I have a Pandas DataFrame with several lists in columns that I would like to split. Each list has the same length and they have to be split at the same indices.
What I have now uses a suggestion from here but I cannot make it work:
import numpy as np
import pandas as pd
from itertools import chain
split_size = 2
def split_list(arr, keep_partial=False):
arrs = []
while len(arr) >= split_size:
sub = arr[:split_size]
arrs.append(sub)
arr = arr[split_size:]
if keep_partial:
arrs.append(arr)
return arrs
df = pd.DataFrame({'id': [1, 2, 3], 't': [[1,2,3,4], [1,2,3,4,5,6], [0,2]], 'v': [[0,-1,1,0], [0,-1,1,0,2,-2], [0,0]]})
def chainer(lst):
return list(chain.from_iterable(split_list(lst, split_size)))
def chain_col(col):
return col.apply(lambda x: chainer(x))
lens = df.t.apply(lambda x: len(split_list(x)))

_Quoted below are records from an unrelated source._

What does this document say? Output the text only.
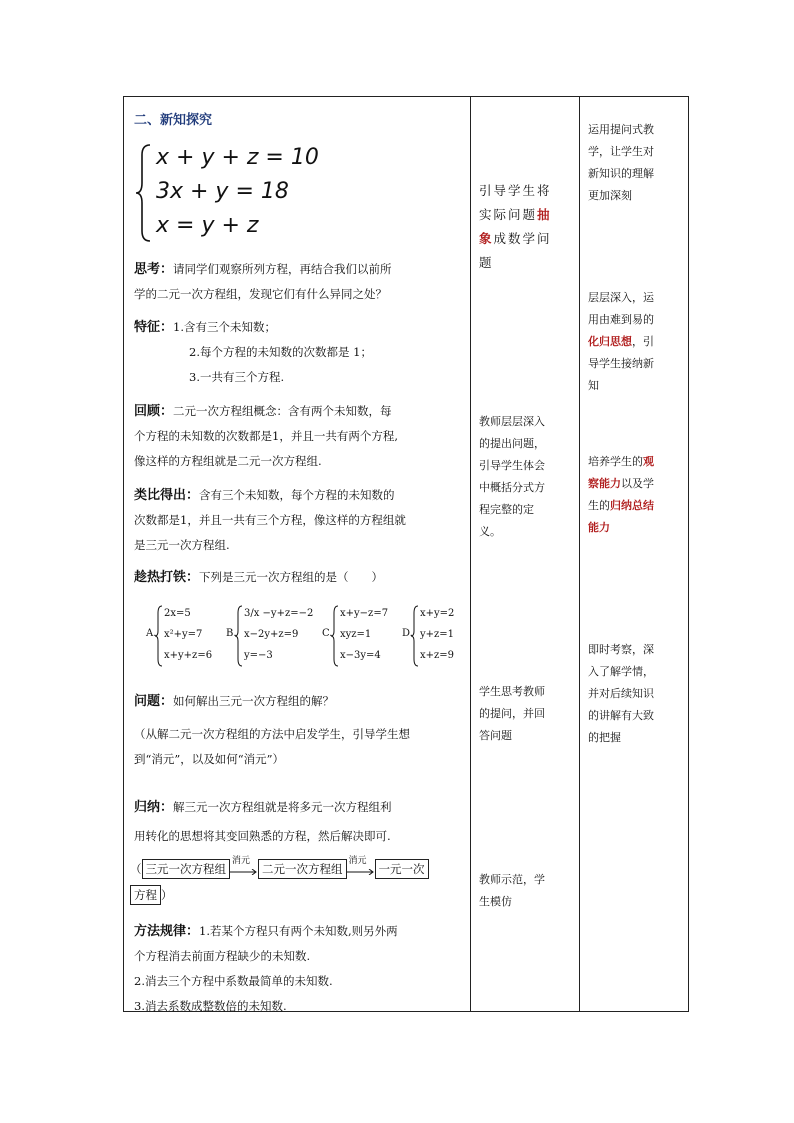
二、新知探究
x + y + z = 10
3x + y = 18
x = y + z
思考：请同学们观察所列方程，再结合我们以前所
学的二元一次方程组，发现它们有什么异同之处？
特征：1.含有三个未知数；
2.每个方程的未知数的次数都是 1；
3.一共有三个方程.
回顾：二元一次方程组概念：含有两个未知数，每
个方程的未知数的次数都是1，并且一共有两个方程,
像这样的方程组就是二元一次方程组.
类比得出：含有三个未知数，每个方程的未知数的
次数都是1，并且一共有三个方程，像这样的方程组就
是三元一次方程组.
趁热打铁：下列是三元一次方程组的是（　　）
A.
2x=5
x²+y=7
x+y+z=6
B.
3/x −y+z=−2
x−2y+z=9
y=−3
C.
x+y−z=7
xyz=1
x−3y=4
D.
x+y=2
y+z=1
x+z=9
问题：如何解出三元一次方程组的解？
（从解二元一次方程组的方法中启发学生，引导学生想
到“消元”，以及如何“消元”）
归纳：解三元一次方程组就是将多元一次方程组利
用转化的思想将其变回熟悉的方程，然后解决即可.
（ 三元一次方程组
消元
二元一次方程组
消元
一元一次
方程 ）
方法规律：1.若某个方程只有两个未知数,则另外两
个方程消去前面方程缺少的未知数.
2.消去三个方程中系数最简单的未知数.
3.消去系数成整数倍的未知数.
引导学生将
实际问题抽
象成数学问
题
教师层层深入
的提出问题，
引导学生体会
中概括分式方
程完整的定
义。
学生思考教师
的提问，并回
答问题
教师示范，学
生模仿
运用提问式教
学，让学生对
新知识的理解
更加深刻
层层深入，运
用由难到易的
化归思想，引
导学生接纳新
知
培养学生的观
察能力以及学
生的归纳总结
能力
即时考察，深
入了解学情，
并对后续知识
的讲解有大致
的把握
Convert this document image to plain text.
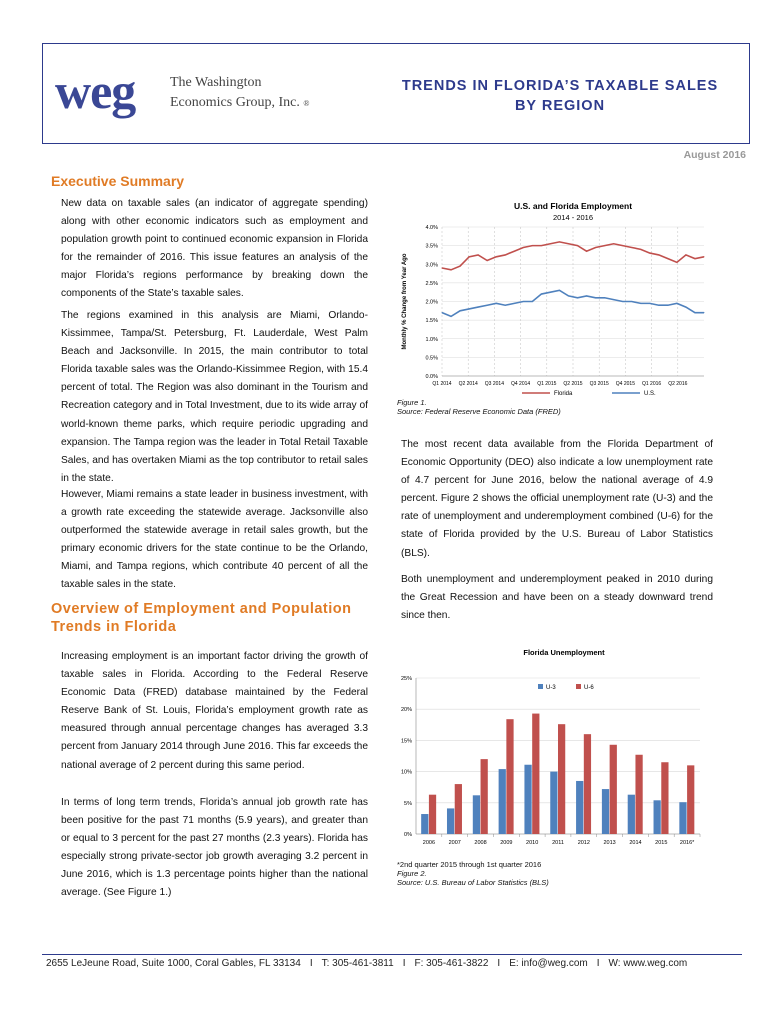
weg The Washington
Economics Group, Inc. ®
TRENDS IN FLORIDA’S TAXABLE SALES
BY REGION
August 2016
Executive Summary

New data on taxable sales (an indicator of aggregate spending) along with other economic indicators such as employment and population growth point to continued economic expansion in Florida for the remainder of 2016. This issue features an analysis of the major Florida’s regions performance by breaking down the components of the State’s taxable sales.

The regions examined in this analysis are Miami, Orlando-Kissimmee, Tampa/St. Petersburg, Ft. Lauderdale, West Palm Beach and Jacksonville. In 2015, the main contributor to total Florida taxable sales was the Orlando-Kissimmee Region, with 15.4 percent of total. The Region was also dominant in the Tourism and Recreation category and in Total Investment, due to its wide array of world-known theme parks, which require periodic upgrading and expansion. The Tampa region was the leader in Total Retail Taxable Sales, and has overtaken Miami as the top contributor to retail sales in the state.

However, Miami remains a state leader in business investment, with a growth rate exceeding the statewide average. Jacksonville also outperformed the statewide average in retail sales growth, but the primary economic drivers for the state continue to be the Orlando, Miami, and Tampa regions, which contribute 40 percent of all the taxable sales in the state.

Overview of Employment and Population
Trends in Florida

Increasing employment is an important factor driving the growth of taxable sales in Florida. According to the Federal Reserve Economic Data (FRED) database maintained by the Federal Reserve Bank of St. Louis, Florida’s employment growth rate as measured through annual percentage changes has averaged 3.3 percent from January 2014 through June 2016. This far exceeds the national average of 2 percent during this same period.

In terms of long term trends, Florida’s annual job growth rate has been positive for the past 71 months (5.9 years), and greater than or equal to 3 percent for the past 27 months (2.3 years). Florida has especially strong private-sector job growth averaging 3.2 percent in June 2016, which is 1.3 percentage points higher than the national average. (See Figure 1.)

U.S. and Florida Employment
2014 - 2016
0.0%
0.5%
1.0%
1.5%
2.0%
2.5%
3.0%
3.5%
4.0%
Q1 2014 Q2 2014 Q3 2014 Q4 2014 Q1 2015 Q2 2015 Q3 2015 Q4 2015 Q1 2016 Q2 2016
Monthly % Change from Year Ago
Florida	U.S.
Figure 1.
Source: Federal Reserve Economic Data (FRED)

The most recent data available from the Florida Department of Economic Opportunity (DEO) also indicate a low unemployment rate of 4.7 percent for June 2016, below the national average of 4.9 percent. Figure 2 shows the official unemployment rate (U-3) and the rate of unemployment and underemployment combined (U-6) for the state of Florida provided by the U.S. Bureau of Labor Statistics (BLS).

Both unemployment and underemployment peaked in 2010 during the Great Recession and have been on a steady downward trend since then.

Florida Unemployment
0%
5%
10%
15%
20%
25%
2006 2007 2008 2009 2010	2011	2012 2013 2014 2015 2016*
U-3	U-6
*2nd quarter 2015 through 1st quarter 2016
Figure 2.
Source: U.S. Bureau of Labor Statistics (BLS)
2655 LeJeune Road, Suite 1000, Coral Gables, FL 33134 I T: 305-461-3811 I F: 305-461-3822 I E: info@weg.com I W: www.weg.com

pd.DataFrame({'id': np.repeat(df.id, lens), 't': chain_col(df.t), 'v': chain_col(df.v)})
The problem is that it repeats each full list rather than splits it across lines. I think the issue is the usage of chain.from_iterable
but without it I simply get the list of lists (i.e. split lists) repeated rather than each split to its own row in the DataFrame.
My data set is not very large (a few thousand rows), so if there is a better way I'd be happy to learn. I looked at explode
but that seems to split the data set based on a single column and I want multiple columns to be split in the same way.
My desired output is for id = 1
is
1. a row with t = [1,2] and v = [0,-1]
2. another row with t = [3,4] = [1,0]
Ideally I'd add a sub-index to each 'id' (e.g. 1 -> 1.1 and 1.2, so I can distinguish them) but that's a cosmetic thing, not my main problem.